El discurso de la productividad como principio motor de la humanidad se ha convertido en una tendencia dominante que ha terminado por calar en todos los órdenes de la vida. El dogma dicta que el crecimiento productivo no se puede detener, lo cual implica, a su vez, la necesidad de incrementar sostenidamente el consumo. Los principales efectos de dicho ciclo son un aumento del progreso -desde una perspectiva materialista-, pero también un desgaste inevitable, tanto en el plano humano como en el de los recursos. El mundo avanza como un barco a vapor que surca el mar aceleradamente a medida que vamos echando leña a la caldera. El dilema surgirá en el momento en que para seguir avanzando haya que utilizar los listones que conforman el casco del navío. Progresaremos, pero no sabemos en qué punto nos hundiremos.

Una de las consecuencias de esta dinámica productiva ha sido la absorción del tiempo libre como un espacio dedicado no a su motivo natural -la regeneración- sino al consumo. La concesión de horas o días de descanso siempre estuvo asociada a una compensación física y psicológica de los efectos del trabajo: desconectar y recuperarse. El ocio, concebido inicialmente como un lujo para las élites, fue reorientado, en diferentes fases históricas, como un factor de descompresión de las masas populares. Era la doctrina del panem et circenses en Roma o del recreacionismo de principios del siglo XIX, corriente que fomentó la irrupción de prácticas deportivas para amortiguar los efectos de la industrialización. Una proyección similar a la que, posteriormente, experimentó el fenómeno del turismo.

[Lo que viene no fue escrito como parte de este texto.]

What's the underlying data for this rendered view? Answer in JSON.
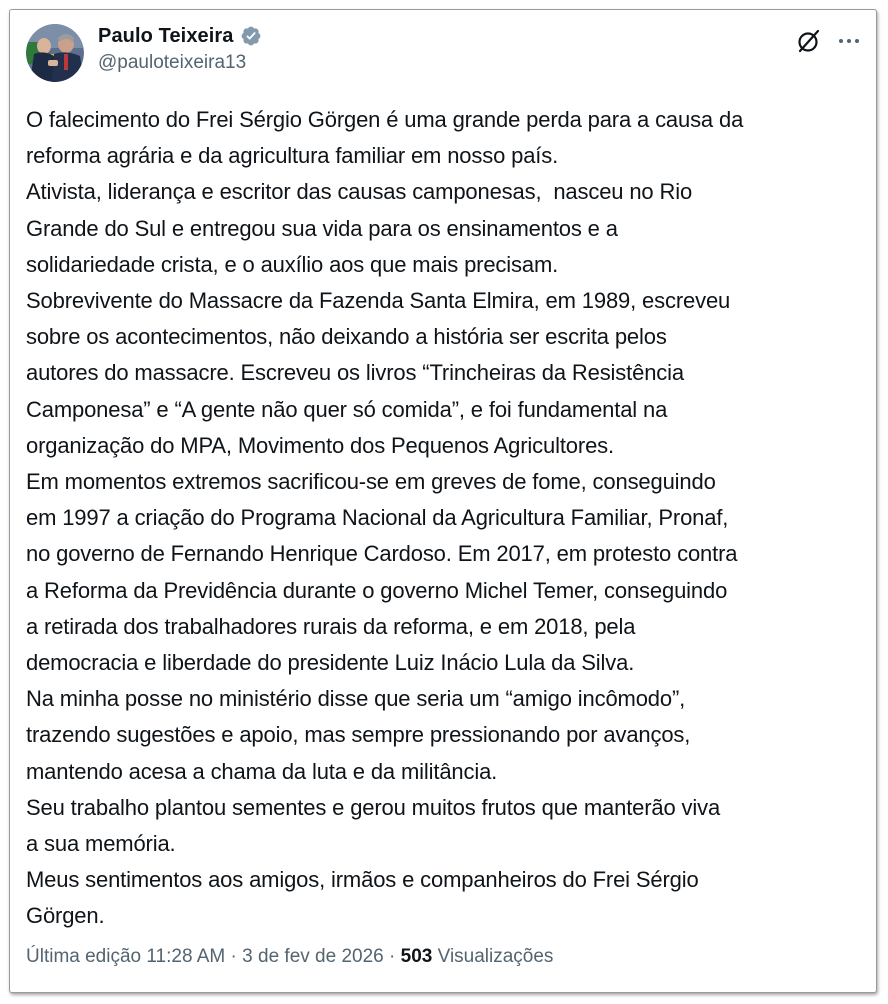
{
  "author": {
    "display_name": "Paulo Teixeira",
    "handle": "@pauloteixeira13",
    "verified": true
  },
  "icons": {
    "avatar": "profile-photo",
    "verified": "verified-badge-icon",
    "grok": "grok-icon",
    "more": "more-options-icon"
  },
  "colors": {
    "text_primary": "#0f1419",
    "text_secondary": "#536471",
    "verified_badge": "#829aab"
  },
  "post": {
    "lines": [
      "O falecimento do Frei Sérgio Görgen é uma grande perda para a causa da",
      "reforma agrária e da agricultura familiar em nosso país.",
      "Ativista, liderança e escritor das causas camponesas,  nasceu no Rio",
      "Grande do Sul e entregou sua vida para os ensinamentos e a",
      "solidariedade crista, e o auxílio aos que mais precisam.",
      "Sobrevivente do Massacre da Fazenda Santa Elmira, em 1989, escreveu",
      "sobre os acontecimentos, não deixando a história ser escrita pelos",
      "autores do massacre. Escreveu os livros “Trincheiras da Resistência",
      "Camponesa” e “A gente não quer só comida”, e foi fundamental na",
      "organização do MPA, Movimento dos Pequenos Agricultores.",
      "Em momentos extremos sacrificou-se em greves de fome, conseguindo",
      "em 1997 a criação do Programa Nacional da Agricultura Familiar, Pronaf,",
      "no governo de Fernando Henrique Cardoso. Em 2017, em protesto contra",
      "a Reforma da Previdência durante o governo Michel Temer, conseguindo",
      "a retirada dos trabalhadores rurais da reforma, e em 2018, pela",
      "democracia e liberdade do presidente Luiz Inácio Lula da Silva.",
      "Na minha posse no ministério disse que seria um “amigo incômodo”,",
      "trazendo sugestões e apoio, mas sempre pressionando por avanços,",
      "mantendo acesa a chama da luta e da militância.",
      "Seu trabalho plantou sementes e gerou muitos frutos que manterão viva",
      "a sua memória.",
      "Meus sentimentos aos amigos, irmãos e companheiros do Frei Sérgio",
      "Görgen."
    ]
  },
  "meta": {
    "edited_label": "Última edição",
    "time": "11:28 AM",
    "separator": "·",
    "date": "3 de fev de 2026",
    "views_count": "503",
    "views_label": "Visualizações"
  }
}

Los viajes desligados de un interés productivo fueron, desde la antigüedad, exclusivos de unas élites reducidas que valoraban los beneficios derivados del contacto con nuevas realidades. Durante la segunda mitad del siglo XX, los desplazamientos en periodos de asueto se generalizaron como consecuencia del derecho adquirido por los trabajadores a unas vacaciones, del incremento de la renta media y de los avances en el ámbito de los transportes. El lujo de otros tiempos fue reconducido, de nuevo, como una inercia de consumo más que le privaba, en gran parte, de su iniciativa y mejor provecho.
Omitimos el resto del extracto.